La SNCB a besoin de plus de personnel sur le terrain, et moins dans les bureaux. Cela sera bénéfique à l'efficacité des chemins de fer, a commenté mercredi le ministre de la Mobilité, Georges Gilkinet (Ecolo) en réaction à l'annonce de la suppression de 2.000 postes dans le rail sur dix ans. La mesure figure dans les nouveaux contrats de gestion des entreprises ferroviaires actuellement en discussion.

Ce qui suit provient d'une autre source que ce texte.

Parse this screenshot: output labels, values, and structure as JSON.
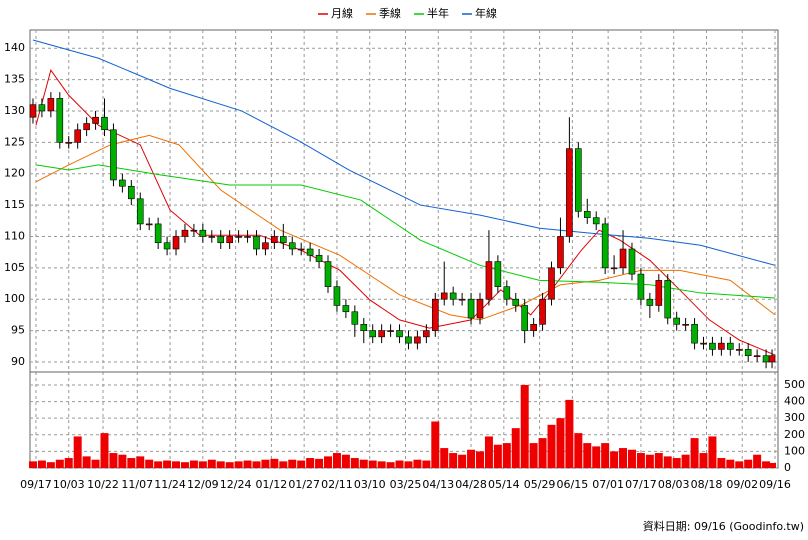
{
  "chart_data": {
    "type": "candlestick",
    "legend": "top",
    "grid": true,
    "up_color": "#e00000",
    "down_color": "#00b000",
    "volume_color": "#ee0000",
    "footer": "資料日期: 09/16  (Goodinfo.tw)",
    "xlim": [
      -1,
      250
    ],
    "xticks": [
      {
        "value": 1,
        "label": "09/17"
      },
      {
        "value": 12,
        "label": "10/03"
      },
      {
        "value": 23.5,
        "label": "10/22"
      },
      {
        "value": 35,
        "label": "11/07"
      },
      {
        "value": 46,
        "label": "11/24"
      },
      {
        "value": 57,
        "label": "12/09"
      },
      {
        "value": 68,
        "label": "12/24"
      },
      {
        "value": 80,
        "label": "01/12"
      },
      {
        "value": 91,
        "label": "01/27"
      },
      {
        "value": 102,
        "label": "02/11"
      },
      {
        "value": 113,
        "label": "03/10"
      },
      {
        "value": 125,
        "label": "03/25"
      },
      {
        "value": 136,
        "label": "04/13"
      },
      {
        "value": 147,
        "label": "04/28"
      },
      {
        "value": 158,
        "label": "05/14"
      },
      {
        "value": 170,
        "label": "05/29"
      },
      {
        "value": 181,
        "label": "06/15"
      },
      {
        "value": 193,
        "label": "07/01"
      },
      {
        "value": 204,
        "label": "07/17"
      },
      {
        "value": 215,
        "label": "08/03"
      },
      {
        "value": 226,
        "label": "08/18"
      },
      {
        "value": 238,
        "label": "09/02"
      },
      {
        "value": 249,
        "label": "09/16"
      }
    ],
    "ylim": [
      88.4,
      142.9
    ],
    "yticks": [
      90,
      95,
      100,
      105,
      110,
      115,
      120,
      125,
      130,
      135,
      140
    ],
    "y2lim": [
      0,
      578
    ],
    "y2ticks": [
      0,
      100,
      200,
      300,
      400,
      500
    ],
    "x": [
      0,
      3,
      6,
      9,
      12,
      15,
      18,
      21,
      24,
      27,
      30,
      33,
      36,
      39,
      42,
      45,
      48,
      51,
      54,
      57,
      60,
      63,
      66,
      69,
      72,
      75,
      78,
      81,
      84,
      87,
      90,
      93,
      96,
      99,
      102,
      105,
      108,
      111,
      114,
      117,
      120,
      123,
      126,
      129,
      132,
      135,
      138,
      141,
      144,
      147,
      150,
      153,
      156,
      159,
      162,
      165,
      168,
      171,
      174,
      177,
      180,
      183,
      186,
      189,
      192,
      195,
      198,
      201,
      204,
      207,
      210,
      213,
      216,
      219,
      222,
      225,
      228,
      231,
      234,
      237,
      240,
      243,
      246,
      248
    ],
    "open": [
      129,
      131,
      130,
      132,
      125,
      125,
      127,
      128,
      129,
      127,
      119,
      118,
      116,
      112,
      112,
      109,
      108,
      110,
      111,
      111,
      110,
      110,
      109,
      110,
      110,
      110,
      108,
      109,
      110,
      109,
      108,
      108,
      107,
      106,
      102,
      99,
      98,
      96,
      95,
      94,
      95,
      95,
      94,
      93,
      94,
      95,
      100,
      101,
      100,
      100,
      97,
      100,
      106,
      102,
      100,
      99,
      95,
      96,
      100,
      105,
      110,
      124,
      114,
      113,
      112,
      105,
      105,
      108,
      104,
      100,
      99,
      103,
      97,
      96,
      96,
      93,
      93,
      92,
      93,
      92,
      92,
      91,
      91,
      90
    ],
    "high": [
      132,
      132,
      133,
      133,
      126,
      128,
      129,
      130,
      132,
      128,
      120,
      119,
      117,
      113,
      113,
      110,
      111,
      112,
      112,
      112,
      111,
      111,
      111,
      111,
      111,
      111,
      110,
      111,
      112,
      110,
      109,
      109,
      108,
      107,
      103,
      100,
      99,
      97,
      96,
      96,
      96,
      96,
      95,
      95,
      96,
      101,
      106,
      102,
      101,
      101,
      101,
      111,
      107,
      103,
      101,
      100,
      97,
      101,
      106,
      113,
      129,
      125,
      116,
      114,
      113,
      107,
      111,
      109,
      105,
      101,
      104,
      104,
      98,
      97,
      97,
      94,
      94,
      94,
      94,
      93,
      93,
      92,
      92,
      92
    ],
    "low": [
      128,
      129,
      129,
      124,
      124,
      124,
      126,
      127,
      126,
      118,
      117,
      115,
      111,
      111,
      108,
      107,
      107,
      109,
      110,
      109,
      109,
      108,
      108,
      109,
      109,
      107,
      107,
      108,
      108,
      107,
      107,
      106,
      105,
      101,
      98,
      97,
      94,
      93,
      93,
      93,
      94,
      93,
      92,
      92,
      93,
      94,
      99,
      99,
      99,
      96,
      96,
      99,
      101,
      99,
      98,
      93,
      94,
      95,
      99,
      104,
      109,
      113,
      112,
      111,
      104,
      104,
      104,
      103,
      99,
      97,
      98,
      96,
      95,
      95,
      92,
      92,
      91,
      91,
      91,
      91,
      90,
      90,
      89,
      89
    ],
    "close": [
      131,
      130,
      132,
      125,
      125,
      127,
      128,
      129,
      127,
      119,
      118,
      116,
      112,
      112,
      109,
      108,
      110,
      111,
      111,
      110,
      110,
      109,
      110,
      110,
      110,
      108,
      109,
      110,
      109,
      108,
      108,
      107,
      106,
      102,
      99,
      98,
      96,
      95,
      94,
      95,
      95,
      94,
      93,
      94,
      95,
      100,
      101,
      100,
      100,
      97,
      100,
      106,
      102,
      100,
      99,
      95,
      96,
      100,
      105,
      110,
      124,
      114,
      113,
      112,
      105,
      105,
      108,
      104,
      100,
      99,
      103,
      97,
      96,
      96,
      93,
      93,
      92,
      93,
      92,
      92,
      91,
      91,
      90,
      91
    ],
    "volume": [
      40,
      45,
      35,
      50,
      60,
      190,
      70,
      50,
      210,
      90,
      80,
      60,
      70,
      50,
      40,
      45,
      40,
      35,
      45,
      40,
      50,
      40,
      35,
      40,
      45,
      40,
      50,
      55,
      40,
      50,
      45,
      60,
      55,
      70,
      90,
      80,
      60,
      50,
      45,
      40,
      35,
      45,
      40,
      50,
      45,
      280,
      120,
      90,
      80,
      110,
      100,
      190,
      140,
      150,
      240,
      500,
      150,
      180,
      260,
      300,
      410,
      210,
      150,
      130,
      150,
      100,
      120,
      110,
      90,
      80,
      90,
      70,
      60,
      80,
      180,
      90,
      190,
      60,
      50,
      40,
      50,
      80,
      40,
      30
    ],
    "series": [
      {
        "name": "月線",
        "color": "#e00000",
        "x": [
          1,
          6,
          12,
          22,
          36,
          46,
          56,
          76,
          90,
          103,
          113,
          123,
          133,
          147,
          157,
          167,
          174,
          184,
          190,
          197,
          207,
          217,
          227,
          237,
          249
        ],
        "values": [
          127.7,
          136.5,
          132.5,
          127.7,
          124.6,
          114.2,
          110.2,
          110.2,
          107.8,
          104.6,
          99.9,
          96.7,
          95.4,
          96.7,
          101.5,
          97.5,
          101.5,
          107.8,
          111,
          109.4,
          106.2,
          101.5,
          96.7,
          93.5,
          91.1
        ]
      },
      {
        "name": "季線",
        "color": "#f07000",
        "x": [
          1,
          12,
          26,
          39,
          49,
          63,
          83,
          103,
          123,
          140,
          150,
          164,
          177,
          190,
          204,
          217,
          234,
          249
        ],
        "values": [
          118.7,
          121.4,
          124.6,
          126.1,
          124.6,
          117.4,
          111,
          107,
          100.7,
          97.5,
          96.7,
          99.1,
          102.3,
          103,
          104.6,
          104.6,
          103,
          97.5
        ]
      },
      {
        "name": "半年",
        "color": "#00cc00",
        "x": [
          1,
          12,
          22,
          43,
          66,
          90,
          110,
          130,
          150,
          170,
          190,
          207,
          224,
          249
        ],
        "values": [
          121.4,
          120.6,
          121.4,
          119.8,
          118.2,
          118.2,
          115.8,
          109.4,
          105.4,
          103,
          102.7,
          102.3,
          101,
          100.2
        ]
      },
      {
        "name": "年線",
        "color": "#1060d0",
        "x": [
          0,
          22,
          46,
          70,
          89,
          106,
          130,
          150,
          170,
          190,
          207,
          224,
          249
        ],
        "values": [
          141.3,
          138.4,
          133.6,
          130,
          125.3,
          120.6,
          115,
          113.4,
          111.3,
          110.4,
          109.7,
          108.6,
          105.4
        ]
      }
    ]
  }
}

Georges Gilkinet réagit à la suppression future de 2000 emplois dans le rail: "Plus de personnel sur le terrain, moins dans les bureaux"
©JC Guillaume

D'ici 2032, quelque 2.000 emplois devraient ainsi disparaître chez Infrabel et à la SNCB. Il s'agira du non-remplacement de départs naturels ou de départs à la retraite.

Infrabel réduira ses effectifs de 900 personnes, tandis que 1.771 disparaîtront à la SNCB dans le management et les services d'appui. La société prévoit toutefois d'embaucher 666 conducteurs et accompagnateurs de trains, ce qui ramènera la perte nette à la SNCB à 1.105 emplois.

"Nous investissons dans l'infrastructure et dans les conducteurs et accompagnateurs de trains", souligne M. Gilkinet. "Après des années de désinvestissements, nous offrons un avenir au rail et à ses travailleurs, mais d'une manière modernisée et plus efficace".

Le ministre tient à souligner qu'il s'agira exclusivement de départs naturels. "Des mesures complémentaires seront prises pour le personnel roulant". Le statut des cheminots reste par ailleurs inchangé, insiste-t-il.

M. Gilkinet doit présenter ce mercredi devant le Parlement fédéral les projets de nouveaux contrats de gestion d'Infrabel et de la SNCB. Les précédents dataient de la période 2008-2012.